À Kindia, les maraîchers font face à une double difficulté : le manque cruel d’eau pour irriguer leurs cultures et la cherté des intrants agricoles. Ces obstacles ont des conséquences néfastes sur la production et le rendement, poussant ces agriculteurs à peiner pour assurer la sécurité alimentaire, faute d’accompagnement adéquat.
C’est le cas notamment des maraîchers de Foulayah, dans la sous-préfecture de Damakania, qui rencontrent de sérieux problèmes pour garantir la productivité de leurs parcelles.

Un besoin vital : 200 mètres de raccord
Dans les plaines agricoles de Foulayah, les cultures sont souvent menacées, voire détruites, par la sécheresse et le manque d’infrastructures d’irrigation.
Pour arroser son champ, Thérèse Camara, une jeune femme dynamique, est confrontée à la nécessité d’acquérir de l’équipement coûteux : motopompes, essence, raccords, etc. Son champ se trouvant à 200 mètres du point d’eau, elle a besoin d’une longueur conséquente de tuyaux, un investissement qu’elle n’a pas les moyens d’assumer.

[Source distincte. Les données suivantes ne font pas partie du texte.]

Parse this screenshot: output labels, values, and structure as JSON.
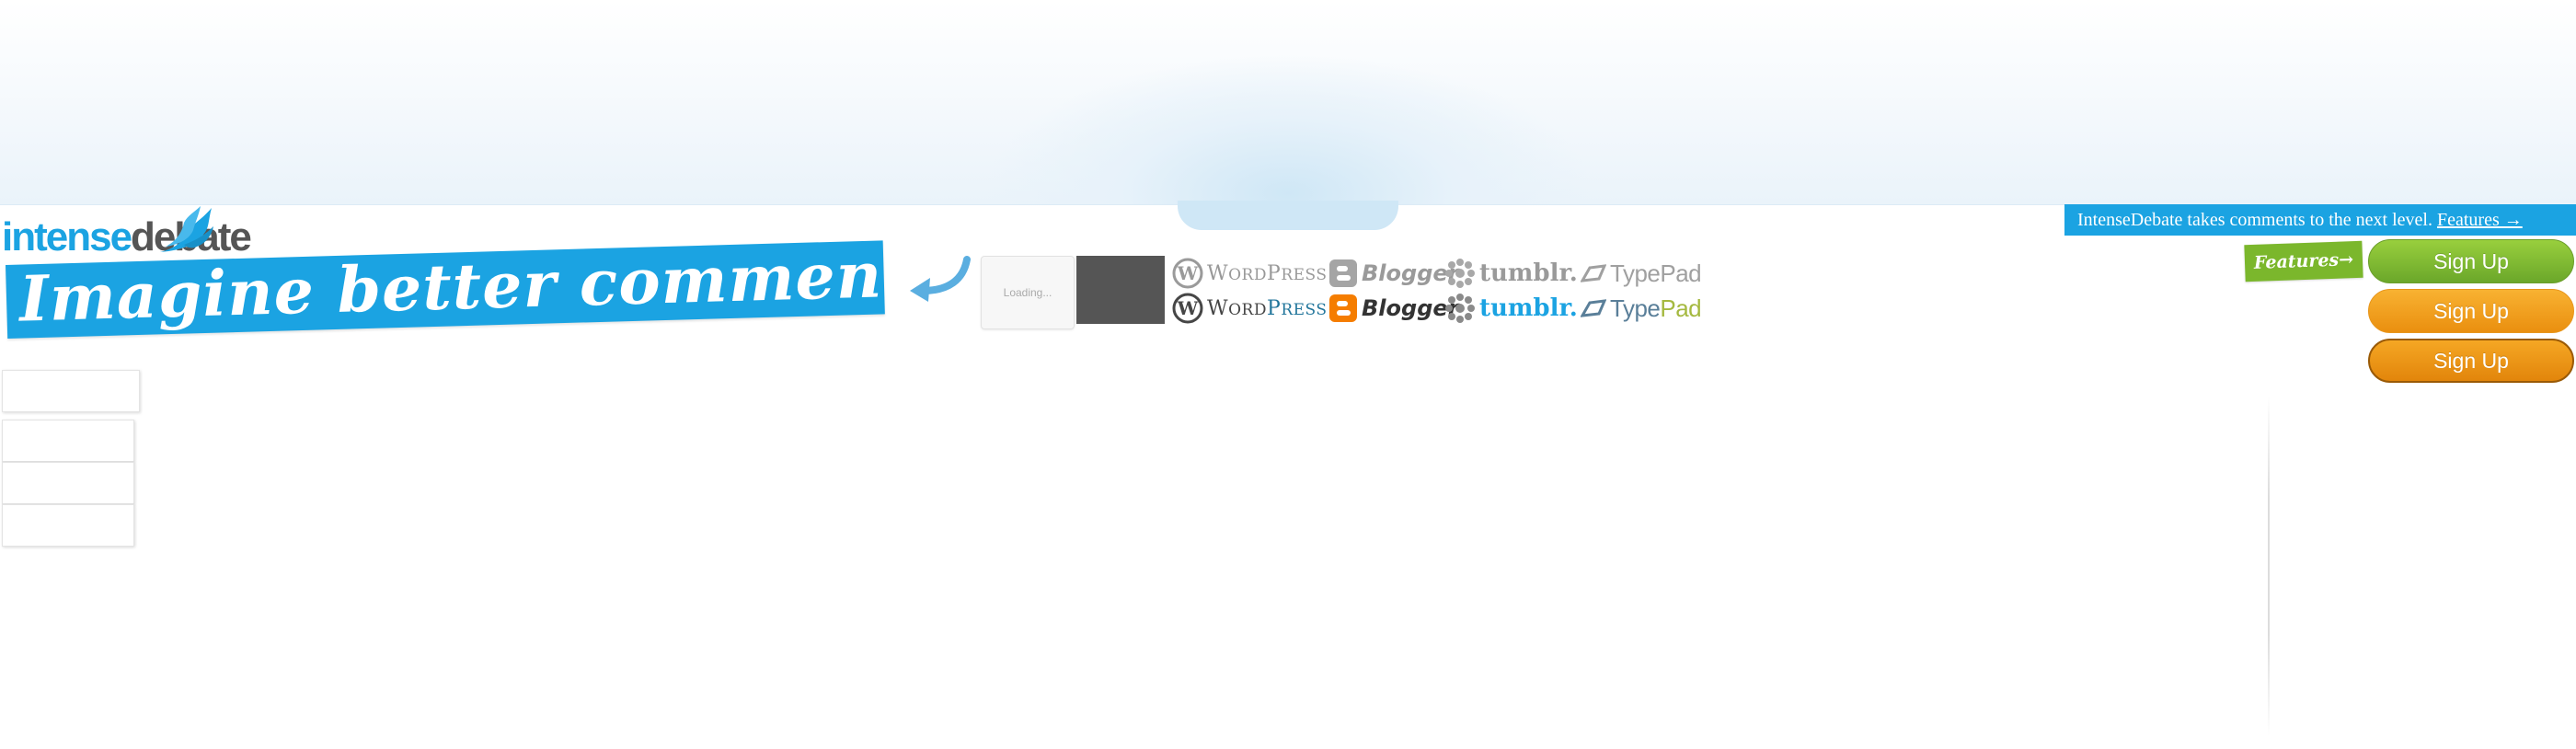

« Nous travaillons beaucoup ici, mais nous n’avons pas les moyens. Mon champ se trouve à 200 mètres du point d’eau ; il nous faut donc une motopompe, de l’essence et 200 mètres de raccord pour pouvoir irriguer mes cultures ».
Thérèse et ses pairs produisent du piment, des aubergines blanches et noires, du maïs et du concombre. Cependant, « le problème d’eau nous fatigue beaucoup », confie-t-elle.
« Les cultures ont commencé à évoluer, mais nous n’avons pas d’appui pour l’irrigation. Comme vous le constatez, les feuilles des aubergines blanches ont commencé à sécher par manque d’arrosage. »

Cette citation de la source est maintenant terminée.